Energy secretary Ed Davey has insisted that Britain’s lights will stay on in the unlikely event of a World Cup victory for England, even in the face of what would be the biggest ever surge in domestic electricity demand.
TV events such as the World Cup often cause surges in energy demand as the nation tunes in, and also when millions of kettles are boiled across the country during ad breaks and half-times.
According to the National Grid, if England were to make it to the final in Brazil on July 13, the result could be the biggest domestic surge ever seen, outstripping royal weddings and the previous record – set after England’s penalty defeat to Germany in 1990.

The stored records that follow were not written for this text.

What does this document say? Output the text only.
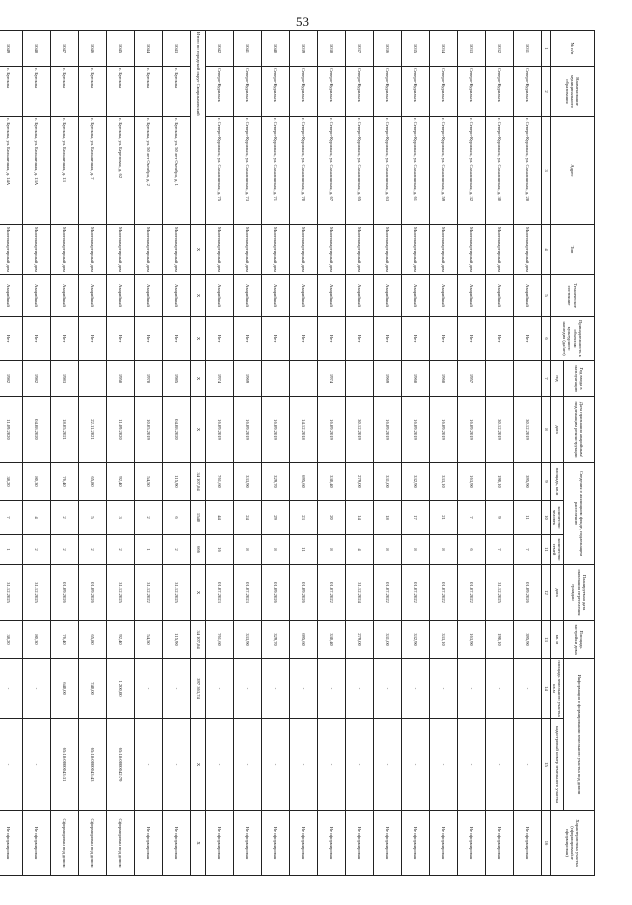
53
№ п/п	Наименование муниципального образования	Адрес	Тип	Техническое состояние	Принадлежность к объектам культурного наследия (да/нет)	Год ввода в эксплуатацию	Дата признания аварийным/подлежащим реконструкции	Сведения о жилищном фонде, подлежащем расселению			Планируемая дата окончания переселения граждан	Площадь застройки дома	Информация о формировании земельного участка под домом		Характеристика участка (сформирован/не сформирован)
						год	дата	площадь, кв.м	количество человек	количество семей	дата	кв. м	площадь земельного участка
кв.м	кадастровый номер земельного участка	
1	2	3	4	5	6	7	8	9	10	11	12	13	14	15	16
1031	Северо-Курильск	г. Северо-Курильск, ул. Сахалинская, д. 28	Многоквартирный дом	Аварийный	Нет		30.12.2019	395,90	11	7	01.09.2026	395,90	-	-	Не сформирован
1032	Северо-Курильск	г. Северо-Курильск, ул. Сахалинская, д. 30	Многоквартирный дом	Аварийный	Нет		30.12.2019	190,10	9	7	31.12.2025	190,10	-	-	Не сформирован
1033	Северо-Курильск	г. Северо-Курильск, ул. Сахалинская, д. 32	Многоквартирный дом	Аварийный	Нет	1957	16.09.2019	163,90	7	6	01.07.2022	163,90	-	-	Не сформирован
1034	Северо-Курильск	г. Северо-Курильск, ул. Сахалинская, д. 59	Многоквартирный дом	Аварийный	Нет	1968	16.09.2019	333,10	21	8	01.07.2022	333,10	-	-	Не сформирован
1035	Северо-Курильск	г. Северо-Курильск, ул. Сахалинская, д. 61	Многоквартирный дом	Аварийный	Нет	1968	16.09.2019	332,90	17	8	01.07.2022	332,90	-	-	Не сформирован
1036	Северо-Курильск	г. Северо-Курильск, ул. Сахалинская, д. 63	Многоквартирный дом	Аварийный	Нет	1969	16.09.2019	331,00	18	8	01.07.2022	331,00	-	-	Не сформирован
1037	Северо-Курильск	г. Северо-Курильск, ул. Сахалинская, д. 65	Многоквартирный дом	Аварийный	Нет		30.12.2019	279,00	14	4	31.12.2024	279,00	-	-	Не сформирован
1038	Северо-Курильск	г. Северо-Курильск, ул. Сахалинская, д. 67	Многоквартирный дом	Аварийный	Нет	1974	16.09.2019	330,40	20	8	01.07.2022	330,40	-	-	Не сформирован
1039	Северо-Курильск	г. Северо-Курильск, ул. Сахалинская, д. 70	Многоквартирный дом	Аварийный	Нет		14.12.2018	695,60	23	11	01.09.2026	695,60	-	-	Не сформирован
1040	Северо-Курильск	г. Северо-Курильск, ул. Сахалинская, д. 71	Многоквартирный дом	Аварийный	Нет		16.09.2019	329,70	29	8	01.09.2026	329,70	-	-	Не сформирован
1041	Северо-Курильск	г. Северо-Курильск, ул. Сахалинская, д. 73	Многоквартирный дом	Аварийный	Нет	1969	16.09.2019	333,90	24	8	01.07.2023	333,90	-	-	Не сформирован
1042	Северо-Курильск	г. Северо-Курильск, ул. Сахалинская, д. 75	Многоквартирный дом	Аварийный	Нет	1974	16.09.2019	761,60	44	16	01.07.2023	761,60	-	-	Не сформирован
Итого по городской округ Смирныховский			X	X	X	X	X	34 107,84	1540	666	X	34 107,84	397 363,74	X	X
1043	с. Буюклы	с. Буюклы, ул. 50 лет Октября, д. 1	Многоквартирный дом	Аварийный	Нет	1985	04.08.2020	115,90	6	2	31.12.2025	115,90	-	-	Не сформирован
1044	с. Буюклы	с. Буюклы, ул. 50 лет Октября, д. 2	Многоквартирный дом	Аварийный	Нет	1978	10.05.2019	54,50	2	1	31.12.2022	54,50	-	-	Не сформирован
1045	с. Буюклы	с. Буюклы, ул. Березовая, д. 62	Многоквартирный дом	Аварийный	Нет	1958	11.09.2020	92,40	3	2	31.12.2025	92,40	1 200,00	65:18:0000042:79	Сформирован под домом
1046	с. Буюклы	с. Буюклы, ул. Больничная, д. 7	Многоквартирный дом	Аварийный	Нет		22.11.2021	65,80	5	2	01.09.2026	65,80	740,00	65:18:0000043:43	Сформирован под домом
1047	с. Буюклы	с. Буюклы, ул. Больничная, д. 13	Многоквартирный дом	Аварийный	Нет	1983	18.05.2021	76,40	2	2	01.09.2026	76,40	640,00	65:18:0000043:31	Сформирован под домом
1048	с. Буюклы	с. Буюклы, ул. Больничная, д. 13А	Многоквартирный дом	Аварийный	Нет	1982	04.08.2020	80,30	4	2	31.12.2025	80,30	-	-	Не сформирован
1049	с. Буюклы	с. Буюклы, ул. Больничная, д. 14А	Многоквартирный дом	Аварийный	Нет	1982	11.09.2020	38,20	7	1	31.12.2025	38,20	-	-	Не сформирован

Speaking at the Economist’s UK Energy 2014 conference on Tuesday, Davey said, “If England were to reach the World Cup final – listen, just stay with me for a minute – if that were to happen, Grid’s data suggests it’s possible we could see the highest domestic electricity demand surge ever.
“Now you’ve got the picture: can you imagine what would happen if, at a crunch moment, perhaps with the match about to go to extra time or penalties, there was a mass blackout?”
Davey said that the National Grid had assured him that the UK has sufficient capacity to cope with even a record-breaking surge, “through the group stages and beyond”.
He added, “So if [England captain] Stevie Gerrard lifts the World Cup, Britain’s lights – and televisions – will stay on.”